Rules affect reading of school report cards

8/20/2003
BY SANDRA SVOBODA
BLADE STAFF WRITER

As the Ohio Department of Education released its 2002-2003 local report cards yesterday, Maumee Superintendent Gregory Smith was wondering how he could explain his 3,000-student district's results.

“Are you hearing the word `confusion'?” he said. “I think people want to look at an apples-to-apples comparison, and there isn't really a true one.”

The report cards, posted on the department's Web site yesterday for the state, 608 districts, and school buildings, show the familiar results of years past: percentages of students passing each of five subject tests in fourth, sixth, ninth, and 10th grades as well as attendance and graduation rates.

But this year, the state had to blend its testing system with new federal requirements that are part of the No Child Left Behind Act, said J.C. Benton, spokesman for the Ohio Department of Education.

That meant testing and including the performance of students with disabilities in the districts' overall results, developing an “adequate yearly progress” standard, applying that standard to subgroups of students by race and socioeconomic situations, English-speaking, and special education status in three grades, and analyzing how districts and schools performed at those sublevels.

“The bottom line is, this is a new era of educational accountability,” Mr. Benton said.

State Superintendent of Instruction Susan Tave Zelman said Ohio schools, as a whole, showed progress. “While I'm gratified for the improvement we are seeing, the results show that not all of our children are achieving at high levels,” Dr. Zelman said. “We still have wide gaps in academic performance among groups of students.”

African-American students improved on 12 of 20 tests, but still lag in graduation rate, according to the Ohio Department of Education. While 88.3 percent of white students graduated from high school, that number was 61.9 percent for African-American students, Dr. Zelman said.

“This gap is alarming and unacceptable,” she said.

Three urban districts - Columbus, Cleveland, and Youngstown - moved out of academic emergency and into academic watch, Dr. Zelman noted.

“We have a new system that is different, has new rules, and creates a new starting point for Ohio schools,” she said.

Dr. Smith said using previous criteria, Maumee schools would have met 21 of the 22 possible indicators. But including special education students dropped them to 17 and from an excellent rating to effective.

Dr. Smith worries that the report card showing the district didn't meet adequate yearly progress standards is producing a perception students are not performing as well as they are.

While all the subgroups met the improvement goals in reading and math, Maumee students with disabilities did not meet the adequate yearly progress goal for reading, he said.

“Each of our buildings met it, but as a district, we didn't. We have a new benchmark to work forward from. It's like we have a new starting point,” he said.

Otsego Local Schools followed similar scoring patterns.

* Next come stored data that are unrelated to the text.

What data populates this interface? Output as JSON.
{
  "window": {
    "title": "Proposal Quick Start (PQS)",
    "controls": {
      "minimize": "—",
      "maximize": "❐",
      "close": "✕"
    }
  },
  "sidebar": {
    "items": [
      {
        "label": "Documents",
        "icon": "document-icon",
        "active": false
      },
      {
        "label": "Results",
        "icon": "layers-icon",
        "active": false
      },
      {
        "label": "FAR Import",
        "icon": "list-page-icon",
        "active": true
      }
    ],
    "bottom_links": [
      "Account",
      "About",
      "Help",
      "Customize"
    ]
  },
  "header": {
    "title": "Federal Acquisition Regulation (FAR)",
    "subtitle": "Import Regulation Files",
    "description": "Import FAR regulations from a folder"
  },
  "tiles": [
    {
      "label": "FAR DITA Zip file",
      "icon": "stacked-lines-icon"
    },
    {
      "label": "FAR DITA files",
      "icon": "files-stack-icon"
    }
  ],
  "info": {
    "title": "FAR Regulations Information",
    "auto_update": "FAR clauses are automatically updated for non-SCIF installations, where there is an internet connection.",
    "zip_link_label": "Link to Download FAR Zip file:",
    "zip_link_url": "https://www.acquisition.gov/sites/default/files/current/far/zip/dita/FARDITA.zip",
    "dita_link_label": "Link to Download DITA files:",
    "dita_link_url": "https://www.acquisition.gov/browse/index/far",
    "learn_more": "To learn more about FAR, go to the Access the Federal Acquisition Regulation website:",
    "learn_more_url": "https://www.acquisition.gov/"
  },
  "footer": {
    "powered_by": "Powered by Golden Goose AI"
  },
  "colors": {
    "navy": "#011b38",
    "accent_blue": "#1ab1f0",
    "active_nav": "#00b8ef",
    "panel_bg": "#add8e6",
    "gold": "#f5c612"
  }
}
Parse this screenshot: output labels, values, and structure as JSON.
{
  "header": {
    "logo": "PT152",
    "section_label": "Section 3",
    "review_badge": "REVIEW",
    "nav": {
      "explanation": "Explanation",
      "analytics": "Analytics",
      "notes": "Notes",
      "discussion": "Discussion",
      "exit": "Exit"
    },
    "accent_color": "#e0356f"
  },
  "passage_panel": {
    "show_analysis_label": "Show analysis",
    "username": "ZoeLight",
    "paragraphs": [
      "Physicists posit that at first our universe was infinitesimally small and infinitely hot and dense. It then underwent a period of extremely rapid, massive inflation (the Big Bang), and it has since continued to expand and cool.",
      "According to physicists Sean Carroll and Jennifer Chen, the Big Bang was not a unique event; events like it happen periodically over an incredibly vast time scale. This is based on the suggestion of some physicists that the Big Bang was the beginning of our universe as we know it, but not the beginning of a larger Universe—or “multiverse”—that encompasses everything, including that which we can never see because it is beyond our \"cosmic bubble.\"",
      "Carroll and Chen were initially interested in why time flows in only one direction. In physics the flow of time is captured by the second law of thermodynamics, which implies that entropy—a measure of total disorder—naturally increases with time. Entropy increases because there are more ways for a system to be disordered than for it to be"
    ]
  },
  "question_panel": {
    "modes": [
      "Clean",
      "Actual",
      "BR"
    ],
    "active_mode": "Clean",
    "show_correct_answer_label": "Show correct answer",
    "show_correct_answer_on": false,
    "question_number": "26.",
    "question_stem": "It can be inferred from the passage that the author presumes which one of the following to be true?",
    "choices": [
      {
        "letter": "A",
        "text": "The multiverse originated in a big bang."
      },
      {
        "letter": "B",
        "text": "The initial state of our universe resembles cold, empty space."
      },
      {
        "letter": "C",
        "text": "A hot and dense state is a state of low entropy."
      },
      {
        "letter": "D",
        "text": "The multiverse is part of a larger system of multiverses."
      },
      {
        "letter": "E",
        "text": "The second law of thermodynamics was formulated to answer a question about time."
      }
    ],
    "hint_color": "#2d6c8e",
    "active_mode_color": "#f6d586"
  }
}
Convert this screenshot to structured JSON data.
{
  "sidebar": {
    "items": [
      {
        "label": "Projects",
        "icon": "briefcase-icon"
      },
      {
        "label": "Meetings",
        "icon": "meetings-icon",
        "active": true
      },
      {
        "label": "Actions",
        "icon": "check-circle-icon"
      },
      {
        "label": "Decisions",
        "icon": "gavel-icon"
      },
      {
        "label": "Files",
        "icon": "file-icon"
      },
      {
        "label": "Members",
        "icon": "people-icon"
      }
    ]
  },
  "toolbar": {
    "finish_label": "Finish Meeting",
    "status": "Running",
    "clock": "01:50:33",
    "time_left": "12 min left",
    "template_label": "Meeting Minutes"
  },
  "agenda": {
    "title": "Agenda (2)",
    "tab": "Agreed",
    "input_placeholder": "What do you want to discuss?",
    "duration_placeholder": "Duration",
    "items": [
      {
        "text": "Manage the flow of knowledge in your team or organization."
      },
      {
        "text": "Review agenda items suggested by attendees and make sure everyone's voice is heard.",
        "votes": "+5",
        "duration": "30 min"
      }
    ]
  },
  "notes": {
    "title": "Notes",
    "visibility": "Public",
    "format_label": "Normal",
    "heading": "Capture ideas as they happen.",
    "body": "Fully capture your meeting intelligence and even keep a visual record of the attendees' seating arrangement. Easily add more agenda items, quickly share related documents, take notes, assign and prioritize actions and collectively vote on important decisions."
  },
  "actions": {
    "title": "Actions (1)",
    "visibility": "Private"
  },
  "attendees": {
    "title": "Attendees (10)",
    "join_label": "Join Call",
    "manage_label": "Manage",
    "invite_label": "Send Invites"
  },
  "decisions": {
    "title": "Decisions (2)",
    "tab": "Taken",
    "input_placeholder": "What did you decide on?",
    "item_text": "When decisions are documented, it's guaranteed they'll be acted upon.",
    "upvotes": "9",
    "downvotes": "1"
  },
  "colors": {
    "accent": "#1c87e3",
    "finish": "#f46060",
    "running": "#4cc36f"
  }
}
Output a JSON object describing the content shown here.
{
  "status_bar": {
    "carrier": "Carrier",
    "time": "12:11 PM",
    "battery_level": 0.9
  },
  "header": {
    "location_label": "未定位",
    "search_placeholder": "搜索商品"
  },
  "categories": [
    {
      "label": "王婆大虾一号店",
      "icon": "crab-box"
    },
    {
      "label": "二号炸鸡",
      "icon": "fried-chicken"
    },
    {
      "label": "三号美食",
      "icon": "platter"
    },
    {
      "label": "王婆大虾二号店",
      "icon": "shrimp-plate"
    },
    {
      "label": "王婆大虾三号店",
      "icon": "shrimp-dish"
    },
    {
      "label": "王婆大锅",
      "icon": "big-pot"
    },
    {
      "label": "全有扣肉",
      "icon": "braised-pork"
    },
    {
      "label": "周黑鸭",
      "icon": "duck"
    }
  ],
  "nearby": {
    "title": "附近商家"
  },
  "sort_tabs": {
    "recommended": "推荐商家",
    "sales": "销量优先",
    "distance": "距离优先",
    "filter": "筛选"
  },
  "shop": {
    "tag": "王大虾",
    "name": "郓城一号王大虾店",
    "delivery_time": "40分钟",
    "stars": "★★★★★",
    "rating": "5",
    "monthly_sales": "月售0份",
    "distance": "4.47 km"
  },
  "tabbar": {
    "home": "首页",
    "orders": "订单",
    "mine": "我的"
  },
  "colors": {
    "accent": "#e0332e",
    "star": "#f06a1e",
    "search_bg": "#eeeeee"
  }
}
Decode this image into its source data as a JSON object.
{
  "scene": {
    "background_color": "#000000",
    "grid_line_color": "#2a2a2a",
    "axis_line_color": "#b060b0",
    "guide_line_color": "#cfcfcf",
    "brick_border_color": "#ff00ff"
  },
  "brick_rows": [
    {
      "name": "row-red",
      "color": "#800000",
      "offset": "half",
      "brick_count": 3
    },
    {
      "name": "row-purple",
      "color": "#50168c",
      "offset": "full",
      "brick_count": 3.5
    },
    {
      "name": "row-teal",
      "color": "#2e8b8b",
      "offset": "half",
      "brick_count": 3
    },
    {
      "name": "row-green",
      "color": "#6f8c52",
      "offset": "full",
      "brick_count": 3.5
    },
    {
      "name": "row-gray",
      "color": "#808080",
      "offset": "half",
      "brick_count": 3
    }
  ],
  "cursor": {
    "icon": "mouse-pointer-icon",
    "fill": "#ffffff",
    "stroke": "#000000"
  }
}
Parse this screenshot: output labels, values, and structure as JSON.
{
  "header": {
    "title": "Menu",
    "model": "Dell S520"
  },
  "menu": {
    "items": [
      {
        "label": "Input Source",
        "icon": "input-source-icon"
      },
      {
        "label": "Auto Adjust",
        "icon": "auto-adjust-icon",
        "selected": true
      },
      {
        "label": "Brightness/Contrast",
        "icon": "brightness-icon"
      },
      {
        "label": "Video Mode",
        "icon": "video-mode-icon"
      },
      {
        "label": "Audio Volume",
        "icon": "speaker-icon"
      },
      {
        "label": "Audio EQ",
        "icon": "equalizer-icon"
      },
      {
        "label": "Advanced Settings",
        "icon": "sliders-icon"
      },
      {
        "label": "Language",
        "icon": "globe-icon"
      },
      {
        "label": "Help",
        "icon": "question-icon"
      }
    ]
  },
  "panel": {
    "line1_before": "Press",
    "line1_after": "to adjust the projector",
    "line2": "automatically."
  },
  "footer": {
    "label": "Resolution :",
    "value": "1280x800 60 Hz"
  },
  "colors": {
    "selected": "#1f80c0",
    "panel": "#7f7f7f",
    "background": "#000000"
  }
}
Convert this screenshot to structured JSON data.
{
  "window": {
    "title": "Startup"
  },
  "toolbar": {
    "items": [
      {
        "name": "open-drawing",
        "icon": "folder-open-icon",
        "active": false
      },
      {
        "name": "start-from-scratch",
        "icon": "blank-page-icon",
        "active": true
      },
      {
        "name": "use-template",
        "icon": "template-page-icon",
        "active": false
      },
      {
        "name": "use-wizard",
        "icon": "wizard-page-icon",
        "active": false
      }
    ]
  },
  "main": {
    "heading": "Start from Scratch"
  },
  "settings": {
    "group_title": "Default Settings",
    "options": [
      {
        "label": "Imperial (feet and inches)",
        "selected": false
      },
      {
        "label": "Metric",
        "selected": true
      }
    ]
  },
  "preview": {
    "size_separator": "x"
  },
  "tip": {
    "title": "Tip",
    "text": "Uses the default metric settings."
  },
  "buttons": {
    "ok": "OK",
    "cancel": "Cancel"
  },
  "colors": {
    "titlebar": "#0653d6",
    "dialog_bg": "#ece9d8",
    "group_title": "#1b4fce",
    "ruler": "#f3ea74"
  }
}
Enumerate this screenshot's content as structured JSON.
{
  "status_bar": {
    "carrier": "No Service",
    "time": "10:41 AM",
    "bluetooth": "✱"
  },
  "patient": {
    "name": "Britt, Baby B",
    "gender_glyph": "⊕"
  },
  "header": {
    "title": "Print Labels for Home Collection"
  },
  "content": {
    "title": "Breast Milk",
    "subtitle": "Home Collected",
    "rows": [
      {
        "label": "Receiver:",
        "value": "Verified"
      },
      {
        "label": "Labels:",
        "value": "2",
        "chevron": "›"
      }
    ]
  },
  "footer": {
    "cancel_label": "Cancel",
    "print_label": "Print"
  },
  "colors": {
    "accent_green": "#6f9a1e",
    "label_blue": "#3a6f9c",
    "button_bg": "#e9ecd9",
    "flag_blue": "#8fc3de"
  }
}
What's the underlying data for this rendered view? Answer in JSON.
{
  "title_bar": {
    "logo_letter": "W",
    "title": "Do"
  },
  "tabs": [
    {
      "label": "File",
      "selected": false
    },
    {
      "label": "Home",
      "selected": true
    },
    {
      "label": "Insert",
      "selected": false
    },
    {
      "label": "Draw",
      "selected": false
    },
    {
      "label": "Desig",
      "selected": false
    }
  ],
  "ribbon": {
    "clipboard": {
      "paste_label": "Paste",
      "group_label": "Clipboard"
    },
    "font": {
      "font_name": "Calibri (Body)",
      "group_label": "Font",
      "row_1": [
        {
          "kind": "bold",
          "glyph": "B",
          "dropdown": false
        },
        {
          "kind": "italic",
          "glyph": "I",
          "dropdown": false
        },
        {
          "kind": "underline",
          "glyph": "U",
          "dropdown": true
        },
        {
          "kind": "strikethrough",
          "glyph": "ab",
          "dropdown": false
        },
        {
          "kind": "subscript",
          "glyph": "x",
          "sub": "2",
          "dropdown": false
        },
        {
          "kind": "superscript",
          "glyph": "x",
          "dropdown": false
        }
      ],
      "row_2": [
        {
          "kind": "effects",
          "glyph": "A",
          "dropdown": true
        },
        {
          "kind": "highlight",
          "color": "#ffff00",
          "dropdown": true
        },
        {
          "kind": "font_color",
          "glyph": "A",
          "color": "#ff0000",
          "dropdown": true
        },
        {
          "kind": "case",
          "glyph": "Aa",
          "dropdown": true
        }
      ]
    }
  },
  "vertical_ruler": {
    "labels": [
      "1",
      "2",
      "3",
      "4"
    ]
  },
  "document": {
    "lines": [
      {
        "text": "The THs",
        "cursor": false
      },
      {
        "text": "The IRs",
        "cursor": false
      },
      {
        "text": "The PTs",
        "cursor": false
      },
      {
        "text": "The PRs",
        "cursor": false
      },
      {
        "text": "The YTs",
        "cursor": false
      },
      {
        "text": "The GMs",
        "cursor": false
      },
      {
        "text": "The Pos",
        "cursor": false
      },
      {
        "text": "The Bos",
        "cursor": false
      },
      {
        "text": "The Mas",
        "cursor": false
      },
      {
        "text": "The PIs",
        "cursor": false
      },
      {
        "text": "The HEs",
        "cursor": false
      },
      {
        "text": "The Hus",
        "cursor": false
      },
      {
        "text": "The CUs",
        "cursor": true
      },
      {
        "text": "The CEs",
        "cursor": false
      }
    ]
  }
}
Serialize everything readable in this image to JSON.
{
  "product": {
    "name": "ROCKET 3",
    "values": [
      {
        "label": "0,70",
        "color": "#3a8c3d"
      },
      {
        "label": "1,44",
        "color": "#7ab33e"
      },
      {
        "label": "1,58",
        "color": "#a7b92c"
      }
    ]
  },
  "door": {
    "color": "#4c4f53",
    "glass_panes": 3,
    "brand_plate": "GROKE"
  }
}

Otsego didn't meet adequate yearly progress standards last school year as measured by the report cards, and met just 16 of 22 possible indicators. However, results from the two prior school years showed students making progress.

Folding in proficiency test scores of students with disabilities is somewhat difficult to swallow, said Joe Long, Otsego superintendent. Those scores are felt especially hard in small districts, he said.

He tends to judge the district by looking at several consecutive years of scores rather than a single year. “You are taking a snapshot of a group of students one year, and the following year, you aren't testing the same students,” Mr. Long said. “So we expect variations. We continue to move forward.”

For some school districts, the new system has brought public relations blitzes in an attempt to explain the new system and point out improvements in their results despite little or no improvement in some sections of the state report card.

Toledo Public Schools officials, in one of several news conferences in the last three months, yesterday described how the changes in the state reporting affected the 35,000-student districts' results.

The six indicators met leave the district in academic emergency - a label members of the public are familiar with even if they aren't versed in the changes to the reporting.

Chief Academic Officer Craig Cotner called the reporting process frustrating. “If the state had not changed, we would have met eight” indicators and been in academic watch, Mr. Cotner said. “This is by far our best year academically.”

Changes in testing, the test itself, and other factors could have affected districts' scores as well, officials said.

Springfield Superintendent Cynthia Beekley said drops in fourth-grade scores in all five subjects from last year to this year could have been partially attributable to the inclusion of special education students. But this year, because of federal requirements, students could only be tested once and have that result count, she said.

“Last year, we included our summer school scores. For some kids, they need the whole fourth-grade year to complete their education,” she said.

The report cards for schools and districts are available at the Ohio Department of Education Web site, http://www.ode.state.oh.us/reportcard.

Blade staff writer Jack Baessler contributed to this report.